Q: What is the context of the connected health system you study?
A: We examined a connected health system that aimed to improve medication adherence and reduce the number of readmissions after myocardial infarction. Our study is part of a larger research project that involved a yearlong intervention with 1,000 patients. The intervention combined wireless pill bottles that electronically track openings and transmit them to the care team, lottery-based incentives, and a multi-tiered feedback system involving automated messaging, manual messaging and phone calls. The connected health system delivered these messages and calls to the patients or their enlisted partners at increasing escalation levels.
Although the implementation costs are usually straightforward to estimate, the benefits of engagement systems to improve medication adherence and the impact of higher adherence on readmission often need to be clarified. Moreover, it is unclear how to effectively engage with non-adherent patients to minimize the number of readmissions given limited human resources.
This paper investigates the efficacy of this connected health care in promoting medication adherence, examines the relationship between medication adherence and readmission, and develops a dynamic readmission risk-scoring model to help target non-adherent patients more effectively.
Q: How do hospital staff prioritize patients in this system?

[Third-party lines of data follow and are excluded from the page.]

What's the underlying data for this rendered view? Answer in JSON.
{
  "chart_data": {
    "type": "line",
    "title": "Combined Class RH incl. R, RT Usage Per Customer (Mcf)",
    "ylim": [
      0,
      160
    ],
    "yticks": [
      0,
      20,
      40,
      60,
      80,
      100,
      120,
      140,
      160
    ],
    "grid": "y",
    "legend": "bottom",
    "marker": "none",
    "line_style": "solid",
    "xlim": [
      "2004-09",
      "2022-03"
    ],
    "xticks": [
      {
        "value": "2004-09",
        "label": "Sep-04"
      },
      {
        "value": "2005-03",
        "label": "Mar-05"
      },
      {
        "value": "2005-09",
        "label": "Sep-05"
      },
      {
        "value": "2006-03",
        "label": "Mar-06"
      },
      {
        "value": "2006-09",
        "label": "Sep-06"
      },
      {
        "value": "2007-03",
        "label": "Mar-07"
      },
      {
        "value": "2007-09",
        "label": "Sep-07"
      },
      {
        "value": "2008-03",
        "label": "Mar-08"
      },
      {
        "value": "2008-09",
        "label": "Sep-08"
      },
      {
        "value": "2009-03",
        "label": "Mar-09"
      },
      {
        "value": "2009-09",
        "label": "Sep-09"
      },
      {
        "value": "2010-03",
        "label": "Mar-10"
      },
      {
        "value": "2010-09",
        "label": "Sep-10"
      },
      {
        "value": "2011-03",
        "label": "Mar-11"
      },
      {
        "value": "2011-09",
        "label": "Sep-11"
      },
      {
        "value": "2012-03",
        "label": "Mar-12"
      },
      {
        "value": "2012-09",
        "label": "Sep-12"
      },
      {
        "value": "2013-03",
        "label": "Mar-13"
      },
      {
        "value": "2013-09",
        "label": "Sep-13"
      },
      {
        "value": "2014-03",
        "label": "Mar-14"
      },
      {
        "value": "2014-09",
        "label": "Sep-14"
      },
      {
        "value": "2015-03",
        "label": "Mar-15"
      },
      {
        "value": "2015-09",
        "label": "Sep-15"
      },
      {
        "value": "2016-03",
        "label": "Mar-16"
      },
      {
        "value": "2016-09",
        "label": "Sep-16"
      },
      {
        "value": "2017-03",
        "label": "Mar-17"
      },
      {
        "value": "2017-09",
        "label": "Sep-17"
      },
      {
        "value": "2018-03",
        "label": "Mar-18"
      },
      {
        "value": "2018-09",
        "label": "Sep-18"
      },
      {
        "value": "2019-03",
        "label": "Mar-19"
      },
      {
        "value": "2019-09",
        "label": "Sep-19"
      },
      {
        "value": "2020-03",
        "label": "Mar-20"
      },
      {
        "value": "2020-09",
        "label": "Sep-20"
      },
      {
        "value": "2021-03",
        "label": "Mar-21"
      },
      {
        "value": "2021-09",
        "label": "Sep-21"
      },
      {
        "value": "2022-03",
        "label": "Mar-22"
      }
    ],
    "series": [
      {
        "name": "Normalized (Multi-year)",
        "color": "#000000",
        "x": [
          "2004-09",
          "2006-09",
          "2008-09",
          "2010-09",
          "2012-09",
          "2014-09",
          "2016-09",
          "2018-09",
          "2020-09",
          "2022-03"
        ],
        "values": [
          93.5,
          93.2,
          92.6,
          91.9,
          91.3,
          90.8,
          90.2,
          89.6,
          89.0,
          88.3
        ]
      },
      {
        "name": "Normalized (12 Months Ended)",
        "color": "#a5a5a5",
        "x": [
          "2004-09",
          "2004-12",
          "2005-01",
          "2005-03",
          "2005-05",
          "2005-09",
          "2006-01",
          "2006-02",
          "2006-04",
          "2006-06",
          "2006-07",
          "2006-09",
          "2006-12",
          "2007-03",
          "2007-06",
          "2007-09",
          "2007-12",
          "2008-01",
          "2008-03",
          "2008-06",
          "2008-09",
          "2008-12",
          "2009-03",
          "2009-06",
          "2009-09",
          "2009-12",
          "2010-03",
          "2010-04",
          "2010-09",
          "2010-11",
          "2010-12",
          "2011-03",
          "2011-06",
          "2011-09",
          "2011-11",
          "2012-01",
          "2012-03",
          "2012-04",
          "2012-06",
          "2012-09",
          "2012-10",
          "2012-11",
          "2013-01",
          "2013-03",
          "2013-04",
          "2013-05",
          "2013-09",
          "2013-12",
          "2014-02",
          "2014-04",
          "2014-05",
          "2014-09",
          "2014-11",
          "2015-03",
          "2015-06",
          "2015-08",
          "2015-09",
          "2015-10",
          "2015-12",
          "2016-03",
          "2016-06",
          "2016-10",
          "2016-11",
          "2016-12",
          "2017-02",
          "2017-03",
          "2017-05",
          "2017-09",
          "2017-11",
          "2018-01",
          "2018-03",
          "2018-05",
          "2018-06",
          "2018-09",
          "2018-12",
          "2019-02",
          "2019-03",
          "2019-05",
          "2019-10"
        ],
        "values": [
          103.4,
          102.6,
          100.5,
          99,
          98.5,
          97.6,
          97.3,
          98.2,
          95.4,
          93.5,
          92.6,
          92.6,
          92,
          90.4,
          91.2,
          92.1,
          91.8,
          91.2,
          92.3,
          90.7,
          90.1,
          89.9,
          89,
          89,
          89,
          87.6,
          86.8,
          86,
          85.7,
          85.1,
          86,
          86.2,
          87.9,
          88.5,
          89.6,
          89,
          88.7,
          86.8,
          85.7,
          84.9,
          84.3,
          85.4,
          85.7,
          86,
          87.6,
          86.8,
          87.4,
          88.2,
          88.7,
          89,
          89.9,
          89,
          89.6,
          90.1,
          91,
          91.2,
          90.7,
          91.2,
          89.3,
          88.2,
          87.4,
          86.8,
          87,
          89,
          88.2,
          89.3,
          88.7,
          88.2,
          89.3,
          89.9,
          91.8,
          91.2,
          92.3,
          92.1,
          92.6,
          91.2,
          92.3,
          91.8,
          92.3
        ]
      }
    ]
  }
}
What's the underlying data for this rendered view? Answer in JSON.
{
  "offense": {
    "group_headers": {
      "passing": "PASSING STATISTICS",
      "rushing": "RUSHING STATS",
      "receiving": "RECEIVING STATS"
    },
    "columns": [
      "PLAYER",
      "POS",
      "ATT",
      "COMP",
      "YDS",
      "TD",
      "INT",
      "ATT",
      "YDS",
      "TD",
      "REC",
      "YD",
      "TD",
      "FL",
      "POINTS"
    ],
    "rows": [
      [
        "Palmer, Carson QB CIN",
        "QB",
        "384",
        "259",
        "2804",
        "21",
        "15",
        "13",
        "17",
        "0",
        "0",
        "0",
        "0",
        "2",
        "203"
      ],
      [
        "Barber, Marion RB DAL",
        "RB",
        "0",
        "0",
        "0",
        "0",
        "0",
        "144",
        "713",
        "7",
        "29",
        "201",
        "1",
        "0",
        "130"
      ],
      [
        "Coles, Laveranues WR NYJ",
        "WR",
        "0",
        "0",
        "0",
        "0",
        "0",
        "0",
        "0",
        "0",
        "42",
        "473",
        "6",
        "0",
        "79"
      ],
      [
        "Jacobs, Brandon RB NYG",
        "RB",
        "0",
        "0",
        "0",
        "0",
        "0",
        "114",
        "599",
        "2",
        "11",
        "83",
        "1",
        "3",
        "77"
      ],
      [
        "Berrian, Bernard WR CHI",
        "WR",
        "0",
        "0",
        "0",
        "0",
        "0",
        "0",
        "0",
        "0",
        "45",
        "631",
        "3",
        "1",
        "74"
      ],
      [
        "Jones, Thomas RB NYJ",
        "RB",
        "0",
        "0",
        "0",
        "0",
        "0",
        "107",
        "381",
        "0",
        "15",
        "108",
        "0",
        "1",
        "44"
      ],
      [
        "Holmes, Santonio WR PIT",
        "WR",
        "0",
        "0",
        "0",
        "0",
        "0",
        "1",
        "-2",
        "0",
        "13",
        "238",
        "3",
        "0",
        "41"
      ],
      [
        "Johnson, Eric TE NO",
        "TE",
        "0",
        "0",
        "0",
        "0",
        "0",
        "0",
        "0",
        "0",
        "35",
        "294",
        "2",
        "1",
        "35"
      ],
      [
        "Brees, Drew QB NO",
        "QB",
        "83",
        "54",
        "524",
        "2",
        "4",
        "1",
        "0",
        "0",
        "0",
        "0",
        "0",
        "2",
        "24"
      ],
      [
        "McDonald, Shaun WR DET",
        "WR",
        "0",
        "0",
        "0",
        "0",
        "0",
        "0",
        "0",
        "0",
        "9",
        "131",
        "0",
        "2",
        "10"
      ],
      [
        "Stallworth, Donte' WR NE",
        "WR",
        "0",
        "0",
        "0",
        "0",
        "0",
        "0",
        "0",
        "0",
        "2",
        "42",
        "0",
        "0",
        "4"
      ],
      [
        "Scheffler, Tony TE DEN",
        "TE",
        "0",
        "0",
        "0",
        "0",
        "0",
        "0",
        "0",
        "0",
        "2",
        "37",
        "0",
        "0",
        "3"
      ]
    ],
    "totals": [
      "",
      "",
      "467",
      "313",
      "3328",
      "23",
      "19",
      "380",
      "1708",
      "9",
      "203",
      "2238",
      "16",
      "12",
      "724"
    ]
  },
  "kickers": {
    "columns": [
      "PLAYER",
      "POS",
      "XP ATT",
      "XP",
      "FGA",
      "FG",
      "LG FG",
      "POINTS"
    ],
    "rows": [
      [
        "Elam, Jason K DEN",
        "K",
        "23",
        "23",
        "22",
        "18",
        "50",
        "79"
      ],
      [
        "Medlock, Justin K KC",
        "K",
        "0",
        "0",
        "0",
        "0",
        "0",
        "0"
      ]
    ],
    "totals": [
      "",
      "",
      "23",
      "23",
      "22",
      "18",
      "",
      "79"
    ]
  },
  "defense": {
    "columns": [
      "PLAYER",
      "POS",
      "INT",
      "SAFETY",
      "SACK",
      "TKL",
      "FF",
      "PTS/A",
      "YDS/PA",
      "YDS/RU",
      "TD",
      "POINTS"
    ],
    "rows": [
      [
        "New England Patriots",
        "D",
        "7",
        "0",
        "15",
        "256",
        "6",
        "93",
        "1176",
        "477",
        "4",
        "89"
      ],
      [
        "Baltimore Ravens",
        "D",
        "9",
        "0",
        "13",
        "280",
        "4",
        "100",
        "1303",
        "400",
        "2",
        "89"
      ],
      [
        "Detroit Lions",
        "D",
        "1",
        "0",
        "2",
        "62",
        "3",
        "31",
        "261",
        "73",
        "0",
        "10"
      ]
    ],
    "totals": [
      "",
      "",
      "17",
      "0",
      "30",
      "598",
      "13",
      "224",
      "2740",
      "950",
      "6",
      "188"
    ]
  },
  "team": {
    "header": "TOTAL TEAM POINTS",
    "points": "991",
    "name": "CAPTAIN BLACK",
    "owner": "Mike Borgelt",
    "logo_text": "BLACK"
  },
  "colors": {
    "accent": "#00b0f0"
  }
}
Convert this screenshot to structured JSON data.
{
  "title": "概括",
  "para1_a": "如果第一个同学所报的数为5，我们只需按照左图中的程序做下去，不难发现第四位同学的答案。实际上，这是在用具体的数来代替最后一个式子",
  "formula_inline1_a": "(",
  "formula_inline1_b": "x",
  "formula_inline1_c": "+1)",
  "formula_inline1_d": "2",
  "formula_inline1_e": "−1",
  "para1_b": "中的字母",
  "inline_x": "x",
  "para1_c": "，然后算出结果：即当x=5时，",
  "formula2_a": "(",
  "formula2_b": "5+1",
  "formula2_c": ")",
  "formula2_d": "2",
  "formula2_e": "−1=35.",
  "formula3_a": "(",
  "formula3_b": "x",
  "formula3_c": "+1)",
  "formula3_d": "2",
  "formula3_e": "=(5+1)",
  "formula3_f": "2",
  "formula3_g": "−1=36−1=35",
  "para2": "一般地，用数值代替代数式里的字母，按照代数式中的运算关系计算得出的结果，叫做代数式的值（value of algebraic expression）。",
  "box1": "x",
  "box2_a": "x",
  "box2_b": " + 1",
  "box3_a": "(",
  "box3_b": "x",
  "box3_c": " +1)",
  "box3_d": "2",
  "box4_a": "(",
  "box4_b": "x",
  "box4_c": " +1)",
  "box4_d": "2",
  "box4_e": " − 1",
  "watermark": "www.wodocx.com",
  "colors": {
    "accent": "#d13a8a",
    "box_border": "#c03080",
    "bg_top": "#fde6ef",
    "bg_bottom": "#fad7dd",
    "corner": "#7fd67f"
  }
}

A: The challenge was that there was no clear prioritization system. The staff follow a standard protocol with five escalation levels, starting with automated messages in the first few days of non-adherence and potentially leading to phone calls to a patient’s partner after seven days of non-adherence. However, we did not deliver the intervention in a perfectly consistent manner because of operational constraints. This is a very common problem in many hospitals, as a small care team is often responsible for monitoring and taking care of hundreds of patients. We wanted to come up with a better way to deliver the intervention given the fact that we cannot contact every non-adherent patient every day.
Q: What are some of your suggested implementations to improve this system?
A: We offer two key recommendations. First, given hospitals’ limited resources, we should deliver the intervention to those who need it the most. To this end, we developed a dynamic readmission risk-scoring model that includes daily medication adherence as predictors. Our counterfactual analysis shows that prioritizing patients with the highest readmission risk can reduce readmissions by 10% while maintaining the same level of effort.
Second, we recommend an optimal escalation strategy. We show that patients are significantly more likely to become adherent when they or their partners receive intervention that involves personalized feedback and when the intervention is escalated quickly and consistently. Our results imply that, to effectively make a non-adherent patient adherent again, we should start calling the patient as soon as she becomes non-adherent. Receiving a personal phone call immediately after the first day of non-adherence more than doubles the probability of becoming adherent again. Then, if non-adherence continues, we should escalate to manual messages and calls to the patient’s partner on the following days.